0

Update and fixed: I have fixed the problem causing the error message- Huge thanks to user PaulMcKenzie for helping me understand what the error message was telling me!- When my program encountered a letter with a mark above it (diacritical marks I think they are called), it crashed. I have adjusted my code to account for these and now it doesn't crash at all! Another huge thanks to user ihavenoidea for helping me understand multisets! My program is now working the way it's supposed to!

Original post: ****I am VERY new to C++ so any and all help is appreciated!****

Ok, so I'm trying to use multiset to sort words so I can see how many times a word appears in a text. First, my program accepts a file, then it reads the words and takes out any punctuation, then it puts it into a multiset. After this, it is supposed to put the results into a text file the user names themselves.

My first issue is that the multiset seems to be creating more than one element for the same word (For example: in one of my tests I saw a(4) listed in the text document 3 times in a row instead of one time).

My Second issue is that when I try to read in large text documents (I'm using John Colliers story "Bottle Party" http://ciscohouston.com/docs/docs/greats/bottle_party.html to test it) my program completely crashes but doesn't crash when I test it with a smaller text document (small being with say about 5-10 lines of text). I'm using Visual Studios and (once again I'm new to Visual Studios also) I don't know what the error message is trying to tell me but it says: error message

After selecting retry: error2 As always, any and all help is greatly appreciated.

Code here:

#include <iostream>
#include <string> //for strings
#include <fstream> //for files
#include <set> //for use of multiset

using namespace std;

string cleanUpPunc(string);

//Global variables
multiset <string> words; //will change back to local variable later

int main() {
//Starting variables
string fileName1 = "", fileName2 = "", input = "", input2 = ""; //To hold the input file and the file we wish to print data to if desired
ifstream fileStream; //gets infor from file

//Program start
cout << "Welcome to Bags Program by Rachel Woods!" << endl;
cout << "Please enter the name of the file you wish to input data from: ";
getline(cin, fileName1);

//Trys to open file
try {
    fileStream.open(fileName1);
    if (!fileStream) {
        cerr << "Unable to open file, please check file name and try again." << endl;
        system("PAUSE");
        exit(1);
    }

    while (fileStream >> input) {
        input2 = cleanUpPunc(input); //sends the input word to check for punctation
        words.insert(input2); //puts the 'cleaned up' word into the multiset for counting
    }
    fileStream.close();

        //Sends it to a text document
        cout << "Please name the file you would like to put the results into: ";
        getline(cin, fileName2);

        ofstream toFile; //writes info to a file

                         //Code to put info into text file
        toFile.open(fileName2);
        if (toFile.is_open()) {

            multiset<string>::iterator pos;
            for (pos = words.begin(); pos != words.end(); pos++) {
                toFile << *pos << " " << words.count(*pos) << endl;
            }
            toFile.close();
            cout << "Results written to file!" << endl;

        }
        else {
            cout << "Could not create file, please try again." << endl;
        }

    }catch (exception e) {
    cout << "Stop that. ";
    cout << e.what();
}

cout << "Thanks for using this program!" << endl;
system("PAUSE");
return 0;
}

string cleanUpPunc(string maybe) {
//Takes out puncuation from string
//Variables
string takeOut = maybe;

//Method

for (int i = 0, len = maybe.size(); i < len; i++) {
    if (ispunct(takeOut[i])) {
        takeOut.erase(i--, 1);
        len = takeOut.size();
    }
}

return takeOut;
}
RJWoods
  • 41
  • 1
  • 5
  • You have a debugger, so please use that to tell us more information about what is going wrong, including the variables at that point.
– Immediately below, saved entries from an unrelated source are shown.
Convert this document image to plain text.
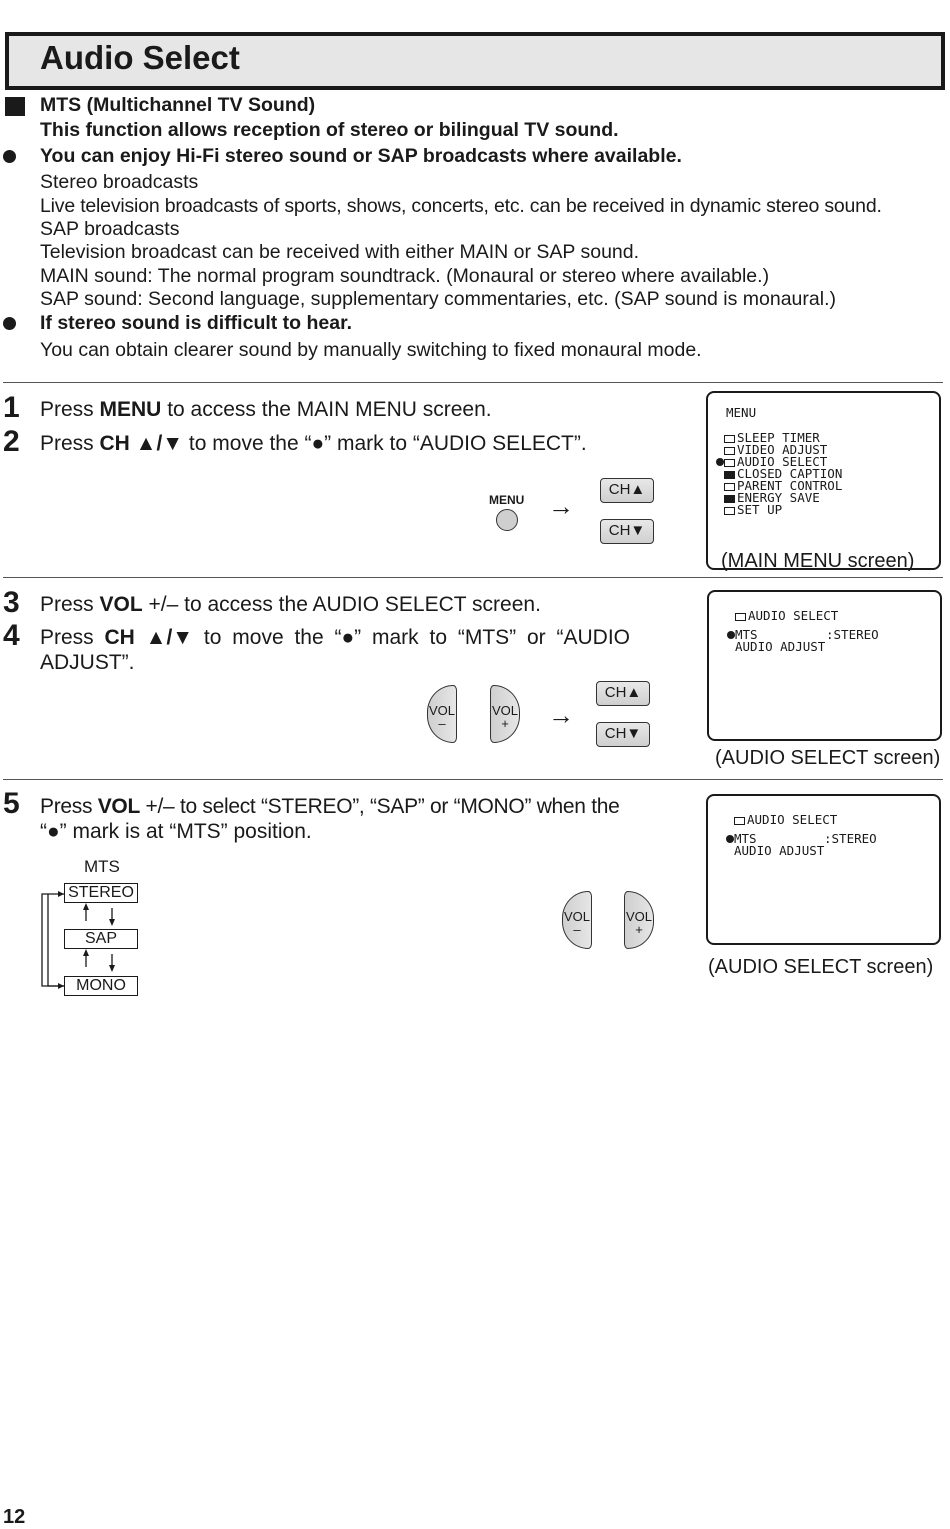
Audio Select
MTS (Multichannel TV Sound)
This function allows reception of stereo or bilingual TV sound.
You can enjoy Hi-Fi stereo sound or SAP broadcasts where available.
Stereo broadcasts
Live television broadcasts of sports, shows, concerts, etc. can be received in dynamic stereo sound.
SAP broadcasts
Television broadcast can be received with either MAIN or SAP sound.
MAIN sound: The normal program soundtrack. (Monaural or stereo where available.)
SAP sound: Second language, supplementary commentaries, etc. (SAP sound is monaural.)
If stereo sound is difficult to hear.
You can obtain clearer sound by manually switching to fixed monaural mode.
1 Press MENU to access the MAIN MENU screen.
2 Press CH ▲/▼ to move the “●” mark to “AUDIO SELECT”.
MENU →
CH▲
CH▼
MENU
SLEEP TIMER
VIDEO ADJUST
AUDIO SELECT
CLOSED CAPTION
PARENT CONTROL
ENERGY SAVE
SET UP
(MAIN MENU screen)
3 Press VOL +/– to access the AUDIO SELECT screen.
4 Press CH ▲/▼ to move the “●” mark to “MTS” or “AUDIO
ADJUST”.
VOL
–
VOL
+	→
CH▲
CH▼
AUDIO SELECT
MTS	:STEREO
AUDIO ADJUST
(AUDIO SELECT screen)
5 Press VOL +/– to select “STEREO”, “SAP” or “MONO” when the
“●” mark is at “MTS” position.
MTS
STEREO
SAP
MONO
VOL
–
VOL
+
AUDIO SELECT
MTS	:STEREO
AUDIO ADJUST
(AUDIO SELECT screen)
12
You may also find this like useful: https://ericlippert.com/2014/03/05/how-to-debug-small-programs/ . Finally, your bug has nothing to do with multisets. – Ken Y-N Nov 12 '18 at 02:13
  • 1
    Multisets allow duplicate elements, that's why you have multiple copies of strings. – ihavenoidea Nov 12 '18 at 02:18
  • 1
    I would suggest to you the use of a dictionary. (`std::map` in C++). Check this answer that address exactly your problem: https://stackoverflow.com/questions/16867944/counting-occurrences-of-each-word-in-a-text-file – ihavenoidea Nov 12 '18 at 02:30
  • ihavenoidea- I thought that multisets could add a count to an element to tell if it's been used more than once but not create more than one element for it and that sets could only tell you if it appeared but not give you a count of how many times it appeared? – RJWoods Nov 12 '18 at 02:30
  • 1
    In fact, multisets and sets (mathematically speaking) have nothing to do about the number of times an element is present. It's just that one allow duplicates and the other does not (among other things like how each one do certain set operations). – ihavenoidea Nov 12 '18 at 02:35
  • As to your crashing problem, I don't have Visual Studio and therefore I can't reproduce the problem. The code run fine here with the big text you provided. – ihavenoidea Nov 12 '18 at 02:37
  • Ken Y-N- Thank you for the link! However, I have done some of the things mentioned in it such as showing what errors Visual Studio has given me and as I mentioned in my question I'm not sure what they are trying to tell me. Before posting my question I went through my code more than a few times trying to figure out what exactly could cause it to have issues but alas was unable to spot what should probably be obvious to me thus why I am here asking for help. – RJWoods Nov 12 '18 at 02:38
  • 1
    @RJWoods That crash indicates you probably have a non-ASCII character being processed, and you're feeding that character into a function that expects ASCII characters. It has nothing to do with multiset. Also, your `takeOutPunct` is way too much work. To do that in C++ is a one-line call to `std::erase_if`. – PaulMcKenzie Nov 12 '18 at 02:43
  • @RJWoods If you copied and pasted the text from that link into another file, beware that you could have copied over "fancy" characters that are not ASCII. Thinks like the "fancy quotes", the "double hyphen", or some other character. I know this happens a lot if you copied from, say an email program or a word processing document as text, where the text may not all be ASCII. Go through the file character by character, and ensure all the characters are within the range 0 - 255 (ASCII is actually up to 127, not 255, but the function is asserting on > 255). – PaulMcKenzie Nov 12 '18 at 02:49
  • Rewrite your `cleanUpPunc()` function. That loop looks awfully dangerous. Just use `string cleanUpPunc(string s) { s.erase(std::remove_if(s.begin(), s.end(), ispunct), s.end()); return s;}`. This removes all the punctuation without all of that stuff going on in your loop. I wouldn't be surprised if your error just goes away also. – PaulMcKenzie Nov 12 '18 at 03:21

0 Answers0